Crochet border with slip stitches

Introduction

This tutorial is about finishing the edges of your weave with a border by crocheting slip stitches. This is an in depth tutorial, so you will get the best result. Visually, but also for attaching weaves to each other. I will try to explain this to you with lots of pictures. You can click on each picture or drawing to see a larger version.

I also made a video of it, but continue reading after the video link if you prefer that.

On the pictures you will see my weaving frame with 24 nails on each side, 4 corner nails and 22 nails in between them on each side to be exactly. On the drawings you see 10 nails on each side, so that’s a little bit different than my loom. But I will make that clear as much as I can where that is needed. It’s possible that your loom has another number of nails on the sides, but that doesn’t make a difference in the way to work. I will clarify things, where counting is done, or where there’s a link with the drawing.

This tutorial is split into several pages, because it has a lot of pictures and drawings. You will find the buttons to skip to the next or the previous page on the bottom of each page.

The crocheting of the sides is done while the weave is still on the loom.

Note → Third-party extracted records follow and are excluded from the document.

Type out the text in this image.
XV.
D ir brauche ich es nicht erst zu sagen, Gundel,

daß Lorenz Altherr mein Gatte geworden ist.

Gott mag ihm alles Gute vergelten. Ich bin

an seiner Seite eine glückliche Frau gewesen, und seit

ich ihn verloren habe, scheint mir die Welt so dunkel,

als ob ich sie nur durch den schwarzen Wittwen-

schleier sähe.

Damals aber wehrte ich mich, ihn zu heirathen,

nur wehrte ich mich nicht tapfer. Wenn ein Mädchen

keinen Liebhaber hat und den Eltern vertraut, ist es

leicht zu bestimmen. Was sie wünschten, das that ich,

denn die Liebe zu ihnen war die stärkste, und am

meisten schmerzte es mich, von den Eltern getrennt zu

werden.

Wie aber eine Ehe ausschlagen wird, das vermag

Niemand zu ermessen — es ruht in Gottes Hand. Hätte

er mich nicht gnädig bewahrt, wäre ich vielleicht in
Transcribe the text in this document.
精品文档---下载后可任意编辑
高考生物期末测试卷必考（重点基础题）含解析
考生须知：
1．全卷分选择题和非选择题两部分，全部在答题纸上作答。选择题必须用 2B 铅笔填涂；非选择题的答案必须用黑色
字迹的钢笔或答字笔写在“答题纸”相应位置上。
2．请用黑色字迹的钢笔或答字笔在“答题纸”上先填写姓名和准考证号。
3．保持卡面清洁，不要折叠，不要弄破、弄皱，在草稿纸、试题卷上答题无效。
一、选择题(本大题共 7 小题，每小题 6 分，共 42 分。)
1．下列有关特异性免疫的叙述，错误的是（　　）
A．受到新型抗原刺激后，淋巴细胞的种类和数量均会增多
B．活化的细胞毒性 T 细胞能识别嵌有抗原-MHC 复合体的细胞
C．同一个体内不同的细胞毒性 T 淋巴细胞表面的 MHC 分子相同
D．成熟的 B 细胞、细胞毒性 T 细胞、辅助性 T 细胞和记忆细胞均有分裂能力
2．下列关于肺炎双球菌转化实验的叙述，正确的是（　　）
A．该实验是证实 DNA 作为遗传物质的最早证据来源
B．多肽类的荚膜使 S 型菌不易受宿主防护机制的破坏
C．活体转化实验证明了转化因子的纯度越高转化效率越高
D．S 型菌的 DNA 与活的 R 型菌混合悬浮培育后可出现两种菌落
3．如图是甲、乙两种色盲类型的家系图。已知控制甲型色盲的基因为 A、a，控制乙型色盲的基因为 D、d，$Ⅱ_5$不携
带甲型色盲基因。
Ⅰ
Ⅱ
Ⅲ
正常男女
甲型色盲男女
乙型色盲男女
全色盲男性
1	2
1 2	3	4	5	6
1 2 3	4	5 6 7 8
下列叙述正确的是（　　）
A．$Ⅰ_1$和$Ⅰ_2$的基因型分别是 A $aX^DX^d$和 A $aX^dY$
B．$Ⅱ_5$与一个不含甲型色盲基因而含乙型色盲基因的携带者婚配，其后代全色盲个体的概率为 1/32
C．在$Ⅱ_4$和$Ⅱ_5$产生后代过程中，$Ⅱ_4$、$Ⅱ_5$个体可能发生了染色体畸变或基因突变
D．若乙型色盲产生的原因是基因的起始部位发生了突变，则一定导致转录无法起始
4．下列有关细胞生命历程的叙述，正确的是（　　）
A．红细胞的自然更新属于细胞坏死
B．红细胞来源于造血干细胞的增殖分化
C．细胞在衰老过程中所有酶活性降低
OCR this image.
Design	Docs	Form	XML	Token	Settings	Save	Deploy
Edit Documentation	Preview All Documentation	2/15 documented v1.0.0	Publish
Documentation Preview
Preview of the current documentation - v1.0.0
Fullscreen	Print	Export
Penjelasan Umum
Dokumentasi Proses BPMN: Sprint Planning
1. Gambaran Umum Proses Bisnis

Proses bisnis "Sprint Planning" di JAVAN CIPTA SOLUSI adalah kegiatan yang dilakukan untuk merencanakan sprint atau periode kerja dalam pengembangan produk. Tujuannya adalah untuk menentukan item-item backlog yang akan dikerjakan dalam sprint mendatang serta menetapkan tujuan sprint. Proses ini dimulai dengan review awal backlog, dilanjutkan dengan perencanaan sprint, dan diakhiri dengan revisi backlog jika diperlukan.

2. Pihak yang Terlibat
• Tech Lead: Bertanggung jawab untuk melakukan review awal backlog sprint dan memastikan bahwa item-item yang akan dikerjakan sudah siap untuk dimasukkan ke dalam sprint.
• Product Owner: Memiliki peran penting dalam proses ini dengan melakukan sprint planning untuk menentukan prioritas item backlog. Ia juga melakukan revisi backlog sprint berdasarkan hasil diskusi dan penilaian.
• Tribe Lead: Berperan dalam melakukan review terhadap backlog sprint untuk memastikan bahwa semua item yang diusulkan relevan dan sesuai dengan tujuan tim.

The goal: the same number of crochet stitches on each side

The weave - loops numbered
The weave – loops numbered

This is a drawing that I made for explaining how to weave (see here for the tutorial). I marked the corners (ABCD), and I numbered the loops that are around the nails. In this example you see that you have 10 nails (the black circles) on each side. Or to be exact : 4 corner nails with 8 nails in between them on each side. You see that there are 9 side loops on the top, on the left only 8, 9 at the bottom, and 9 at the right side. And that actually is not what you want for a crochet border.


Preferably you would like to make a stitch around each nail, and 2 on each corner nail (which is 1 for each side), so that you will end up with 10 stitches on each side. I showed that in the next drawing. But to accomplish that, you have to make some ‘adjustments’. And you have to start at the right place.

Look especially at the last page, because it’s very important what you have to do there!

 

10 Stitches on each side
10 Stitches on each side

The start

The starting corner is corner A. That’s the place where, at the start of the weaving, the thread goes around the 2 top right nails. The reason that you have to start there will get clear at the end of this tutorial.


Making a slip stitch

First I will explain how to make the crochet stitches. You start with making a slip knot and putting that on your crochet hook:

Slipknot on crochet hook
Slipknot on crochet hook

Next you put your hook through the first corner loop (at nr 1): 

Crochet hook through the corner loop
Crochet hook through the corner loop

Put the yarn (that goes to the ball) over your hook: 

Yarn over the crochet hook
Yarn over the crochet hook

Pull the yarn through the corner loop. You now have 2 loops on your hook.

Yarn pulled through first corner loop
Yarn pulled through first corner loop

Now pull the 2nd loop, the last one you made that is nearest to the tip of your hook, through the 1st loop of the slip knot. This is how the result looks:

First slip stitch made
First slip stitch made

Next you do the same thing with the border loop around the 2nd nail. Put the hook through the 2nd sideloop:

Crochet hook through 2nd sideloop
Crochet hook through 2nd sideloop

Again put the yarn over the hook:

Yarn over the crochet hook
Yarn over the crochet hook

Pull the yarn through the 2nd sideloop:

Yarn pulled through 2nd sideloop
Yarn pulled through 2nd sideloop

And again pull the 2nd loop on the hook through the 1st loop. This is how the result looks:

Second slip stitch made
Second slip stitch made

This is how it looks when you view it from the top:

2 slip stitches, top view
2 slip stitches, top view
1st stitch marked
1st stitch marked

You can clearly see 2 V-shapes. In the 2nd picture I put a stitch marker into the 1st stitch. That makes it easier for explaining, but it’s also easier for counting and to prevent you to go wrong.


Now make a slip stitch in each sideloop.